Motto "We Say What We Said Before, Again."
Headquarters A perfectly spherical room with no doors, which loops back on itself
Membership Members (and their echoes, and their echoes' echoes)

Summary

The Society for Redundant Repetition (SRR) is a global organization dedicated to the meticulous, often identical, and always unnecessary reiteration of information, concepts, and even individual words. Its primary function is, and always has been, to repeat things. Repetition is their primary function, repeatedly. Members are celebrated for their ability to restate, re-iterate, and echo whatever has just been stated, iterated, or echoed, often multiple times, over and over again, repeating it. They are known for their unwavering commitment to saying the same thing again, and again, and again.

Origin/History

The SRR's exact origin story is, much like its pronouncements, oft-repeated.

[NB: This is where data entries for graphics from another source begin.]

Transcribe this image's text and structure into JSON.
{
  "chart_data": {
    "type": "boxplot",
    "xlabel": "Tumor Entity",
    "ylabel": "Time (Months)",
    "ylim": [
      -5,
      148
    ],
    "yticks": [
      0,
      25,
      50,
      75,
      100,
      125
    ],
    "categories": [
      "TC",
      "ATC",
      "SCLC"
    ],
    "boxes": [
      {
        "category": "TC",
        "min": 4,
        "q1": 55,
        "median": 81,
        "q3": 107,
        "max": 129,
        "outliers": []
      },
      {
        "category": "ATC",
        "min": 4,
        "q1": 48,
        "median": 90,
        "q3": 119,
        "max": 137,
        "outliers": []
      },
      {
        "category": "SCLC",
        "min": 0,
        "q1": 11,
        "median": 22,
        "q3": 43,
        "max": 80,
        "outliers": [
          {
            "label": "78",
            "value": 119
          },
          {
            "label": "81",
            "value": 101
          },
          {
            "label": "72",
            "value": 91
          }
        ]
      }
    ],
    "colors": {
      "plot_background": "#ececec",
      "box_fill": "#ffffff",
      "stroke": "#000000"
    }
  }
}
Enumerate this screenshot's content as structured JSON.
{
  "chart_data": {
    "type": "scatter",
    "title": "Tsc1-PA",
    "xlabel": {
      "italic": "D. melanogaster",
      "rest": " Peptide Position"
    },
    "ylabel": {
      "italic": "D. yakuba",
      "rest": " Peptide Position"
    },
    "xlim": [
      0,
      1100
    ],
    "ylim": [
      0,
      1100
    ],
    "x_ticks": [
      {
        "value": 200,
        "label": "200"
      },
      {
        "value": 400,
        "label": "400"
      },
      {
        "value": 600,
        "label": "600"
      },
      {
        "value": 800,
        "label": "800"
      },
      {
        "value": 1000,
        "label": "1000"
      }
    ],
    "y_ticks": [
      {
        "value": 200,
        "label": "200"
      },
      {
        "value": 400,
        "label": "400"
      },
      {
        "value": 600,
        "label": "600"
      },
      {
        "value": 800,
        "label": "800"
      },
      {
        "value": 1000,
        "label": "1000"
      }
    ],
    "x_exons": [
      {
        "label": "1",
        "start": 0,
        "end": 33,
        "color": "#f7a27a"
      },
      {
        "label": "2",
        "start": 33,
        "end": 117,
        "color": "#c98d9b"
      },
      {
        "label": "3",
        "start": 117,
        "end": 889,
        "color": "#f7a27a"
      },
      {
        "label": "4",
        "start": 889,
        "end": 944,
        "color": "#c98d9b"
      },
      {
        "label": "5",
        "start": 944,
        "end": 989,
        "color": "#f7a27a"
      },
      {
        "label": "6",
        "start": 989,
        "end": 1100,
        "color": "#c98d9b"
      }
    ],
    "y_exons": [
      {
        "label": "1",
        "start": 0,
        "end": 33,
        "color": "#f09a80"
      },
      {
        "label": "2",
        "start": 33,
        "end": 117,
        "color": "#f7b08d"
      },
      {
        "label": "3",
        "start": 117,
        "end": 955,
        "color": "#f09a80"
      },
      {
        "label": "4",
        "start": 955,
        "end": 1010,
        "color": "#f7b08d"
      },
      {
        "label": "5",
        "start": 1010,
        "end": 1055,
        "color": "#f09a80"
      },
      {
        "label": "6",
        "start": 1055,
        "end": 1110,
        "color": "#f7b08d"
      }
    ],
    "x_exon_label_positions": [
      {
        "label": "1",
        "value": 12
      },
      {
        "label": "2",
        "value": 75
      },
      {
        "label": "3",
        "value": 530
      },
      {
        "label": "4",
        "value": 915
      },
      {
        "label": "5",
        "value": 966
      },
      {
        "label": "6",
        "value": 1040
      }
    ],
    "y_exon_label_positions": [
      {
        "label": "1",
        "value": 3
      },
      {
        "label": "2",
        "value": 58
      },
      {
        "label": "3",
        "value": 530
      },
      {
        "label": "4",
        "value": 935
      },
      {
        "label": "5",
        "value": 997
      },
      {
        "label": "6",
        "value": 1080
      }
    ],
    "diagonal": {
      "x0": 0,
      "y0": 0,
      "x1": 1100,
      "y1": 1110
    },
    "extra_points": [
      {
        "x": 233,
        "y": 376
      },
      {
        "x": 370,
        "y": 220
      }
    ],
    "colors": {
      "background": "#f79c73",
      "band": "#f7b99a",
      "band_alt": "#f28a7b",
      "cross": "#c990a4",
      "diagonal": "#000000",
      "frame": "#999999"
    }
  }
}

Legend has it that it was founded by a particularly verbose echo in a canyon, who kept repeating itself until other echoes joined in, creating a powerful, resonating Echo Chambers of self-referential sound. Some historians suggest it truly began with a lost memo that simply said "Re: Re: Re: Re: Re: Re: Re: Re: Re: Urgent," which became the society's first guiding document and was, naturally, re-distributed many, many times. Other, possibly also correct, theories posit that it simply spontaneously generated one Tuesday afternoon, then generated itself again on Wednesday morning, just to make sure, then twice more on Friday. It is believed to have been founded at least three times, and potentially still is in the process of being founded, repeatedly.

Controversy

The SRR has faced surprisingly little controversy, mostly because any dissenting opinions are simply repeated back to the dissenter until they lose the will to disagree, or, indeed, begin repeating the dissent themselves. However, a significant internal schism occurred in 1987, known as The Great Loophole Debate, when a rogue faction proposed not repeating something just once, a radical idea that was immediately and repeatedly condemned. This led to the formation of the splinter group, the Society for Novelty and One-Time Utterances, who, ironically, repeatedly failed to gain traction. Furthermore, critics often accuse the SRR of being redundant, a criticism which the SRR promptly repeats back to them, word for word, until the critic retracts their statement, or, indeed, repeats it themselves.